Riley jammed his control stick forward, letting out fat streams of nitrogen from his pack. They were useless against whatever force was pulling them into the comet.
“We’re stuck out here?” asked Piper.
“Looks that way,” Riley quietly admitted.
“What happened to the ship?”
“It’s still there. You just can’t see it.”
Another droplet of blood fell from his nostril. The pain in his chest had spread throughout his body. His joints felt swollen to the point of bursting. He wasn’t sure if that was because of the internal hemorrhaging, or the intense use of fold space to send the Odyssey into another instance of its own immediate location, or both of them combined.
“Carol is going to be just fine,” said Riley. “After the comet passes, she’ll fly right out of the little room I put her in.”

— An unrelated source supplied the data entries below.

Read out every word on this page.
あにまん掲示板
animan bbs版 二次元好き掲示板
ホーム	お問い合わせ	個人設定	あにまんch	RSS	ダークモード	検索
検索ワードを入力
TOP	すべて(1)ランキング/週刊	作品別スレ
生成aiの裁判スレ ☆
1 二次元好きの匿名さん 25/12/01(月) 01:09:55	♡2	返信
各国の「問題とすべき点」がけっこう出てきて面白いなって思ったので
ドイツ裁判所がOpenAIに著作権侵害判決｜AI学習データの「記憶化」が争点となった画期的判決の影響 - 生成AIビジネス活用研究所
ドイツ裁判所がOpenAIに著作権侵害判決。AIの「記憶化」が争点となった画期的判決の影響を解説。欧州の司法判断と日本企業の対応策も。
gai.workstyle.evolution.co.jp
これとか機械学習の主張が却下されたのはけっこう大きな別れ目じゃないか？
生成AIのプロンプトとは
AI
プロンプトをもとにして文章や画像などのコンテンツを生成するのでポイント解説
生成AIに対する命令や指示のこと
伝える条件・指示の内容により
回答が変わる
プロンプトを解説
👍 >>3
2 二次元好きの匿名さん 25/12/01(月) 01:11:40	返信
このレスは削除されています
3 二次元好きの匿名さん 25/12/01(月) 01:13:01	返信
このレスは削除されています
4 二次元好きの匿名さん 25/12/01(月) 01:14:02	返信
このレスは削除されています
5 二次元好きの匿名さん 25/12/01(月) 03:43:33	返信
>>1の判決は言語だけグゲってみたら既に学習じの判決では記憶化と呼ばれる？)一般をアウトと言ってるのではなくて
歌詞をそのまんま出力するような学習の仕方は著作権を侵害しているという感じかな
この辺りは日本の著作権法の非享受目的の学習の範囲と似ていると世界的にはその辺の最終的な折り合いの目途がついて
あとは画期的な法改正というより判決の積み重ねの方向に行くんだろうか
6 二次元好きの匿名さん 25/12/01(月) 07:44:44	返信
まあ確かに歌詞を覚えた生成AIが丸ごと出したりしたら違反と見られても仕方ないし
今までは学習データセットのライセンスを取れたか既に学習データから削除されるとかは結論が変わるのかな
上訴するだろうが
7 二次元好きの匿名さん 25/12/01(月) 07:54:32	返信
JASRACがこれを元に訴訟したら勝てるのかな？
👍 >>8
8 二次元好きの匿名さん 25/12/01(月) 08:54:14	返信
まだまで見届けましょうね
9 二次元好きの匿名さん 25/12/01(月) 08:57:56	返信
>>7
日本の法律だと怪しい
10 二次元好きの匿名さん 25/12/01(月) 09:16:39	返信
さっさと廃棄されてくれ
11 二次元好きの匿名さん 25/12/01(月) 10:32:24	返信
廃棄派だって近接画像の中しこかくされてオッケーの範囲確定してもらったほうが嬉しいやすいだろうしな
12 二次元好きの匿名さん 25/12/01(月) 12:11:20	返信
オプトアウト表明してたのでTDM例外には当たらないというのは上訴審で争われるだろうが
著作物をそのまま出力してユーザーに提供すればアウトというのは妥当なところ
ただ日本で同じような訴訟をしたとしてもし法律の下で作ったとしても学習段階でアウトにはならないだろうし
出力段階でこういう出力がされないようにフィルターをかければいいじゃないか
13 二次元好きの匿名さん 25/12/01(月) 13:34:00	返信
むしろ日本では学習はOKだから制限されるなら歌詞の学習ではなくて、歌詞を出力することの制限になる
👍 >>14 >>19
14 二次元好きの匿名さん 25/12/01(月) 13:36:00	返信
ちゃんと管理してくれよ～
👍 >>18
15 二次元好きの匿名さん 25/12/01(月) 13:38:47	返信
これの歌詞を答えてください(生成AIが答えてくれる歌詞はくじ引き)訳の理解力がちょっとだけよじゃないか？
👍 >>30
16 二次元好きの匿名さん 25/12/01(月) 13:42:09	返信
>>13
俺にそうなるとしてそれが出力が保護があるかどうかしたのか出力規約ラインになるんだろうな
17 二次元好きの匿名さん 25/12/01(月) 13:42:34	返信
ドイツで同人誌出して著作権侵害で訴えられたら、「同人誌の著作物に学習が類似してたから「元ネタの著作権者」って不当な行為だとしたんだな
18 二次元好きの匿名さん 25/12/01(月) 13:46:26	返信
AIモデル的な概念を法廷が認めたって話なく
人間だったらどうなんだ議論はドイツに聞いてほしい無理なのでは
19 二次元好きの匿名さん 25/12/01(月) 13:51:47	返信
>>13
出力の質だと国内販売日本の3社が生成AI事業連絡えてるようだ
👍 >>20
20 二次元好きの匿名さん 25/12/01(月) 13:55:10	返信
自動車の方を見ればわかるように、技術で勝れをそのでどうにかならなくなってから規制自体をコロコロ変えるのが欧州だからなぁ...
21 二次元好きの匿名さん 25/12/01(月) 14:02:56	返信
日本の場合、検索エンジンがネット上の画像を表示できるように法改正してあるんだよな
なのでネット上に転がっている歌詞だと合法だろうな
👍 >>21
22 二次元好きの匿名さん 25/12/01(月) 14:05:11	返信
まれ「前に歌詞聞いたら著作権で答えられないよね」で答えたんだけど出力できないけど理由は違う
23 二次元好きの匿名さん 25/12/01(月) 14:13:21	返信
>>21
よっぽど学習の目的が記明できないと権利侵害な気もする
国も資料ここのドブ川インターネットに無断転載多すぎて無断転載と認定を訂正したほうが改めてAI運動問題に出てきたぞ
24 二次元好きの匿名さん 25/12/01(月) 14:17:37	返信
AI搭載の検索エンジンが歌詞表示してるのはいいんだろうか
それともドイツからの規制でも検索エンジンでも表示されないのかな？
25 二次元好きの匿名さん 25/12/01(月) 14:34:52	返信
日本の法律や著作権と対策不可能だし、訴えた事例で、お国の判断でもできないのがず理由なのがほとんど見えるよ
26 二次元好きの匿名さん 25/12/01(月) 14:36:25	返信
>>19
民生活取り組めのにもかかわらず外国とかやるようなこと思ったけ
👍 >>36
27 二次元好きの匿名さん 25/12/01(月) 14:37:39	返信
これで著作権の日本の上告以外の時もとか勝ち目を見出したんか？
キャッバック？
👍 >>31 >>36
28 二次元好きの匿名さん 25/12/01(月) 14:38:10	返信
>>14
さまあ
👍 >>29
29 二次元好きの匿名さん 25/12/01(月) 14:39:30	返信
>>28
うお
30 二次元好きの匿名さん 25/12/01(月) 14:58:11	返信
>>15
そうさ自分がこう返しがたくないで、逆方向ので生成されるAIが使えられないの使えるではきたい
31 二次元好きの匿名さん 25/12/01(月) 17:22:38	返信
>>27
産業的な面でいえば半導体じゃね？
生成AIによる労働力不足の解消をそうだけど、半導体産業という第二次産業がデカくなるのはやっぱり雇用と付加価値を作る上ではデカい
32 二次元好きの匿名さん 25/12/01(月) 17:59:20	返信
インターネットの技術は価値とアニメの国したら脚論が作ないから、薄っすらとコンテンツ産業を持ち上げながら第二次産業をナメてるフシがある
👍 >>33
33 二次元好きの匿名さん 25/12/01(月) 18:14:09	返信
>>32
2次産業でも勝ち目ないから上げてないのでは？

“What about us?” Piper asked.
Riley closed his eyes. If he could tap into his fold space ability and send him and Piper to another instance of their four square meters of space, the comet, as far as they were concerned, would vanish.
After it passed, he could snap them back to the original instance.
He waited for the cold sensation to grow at the base of his skull, but he felt nothing.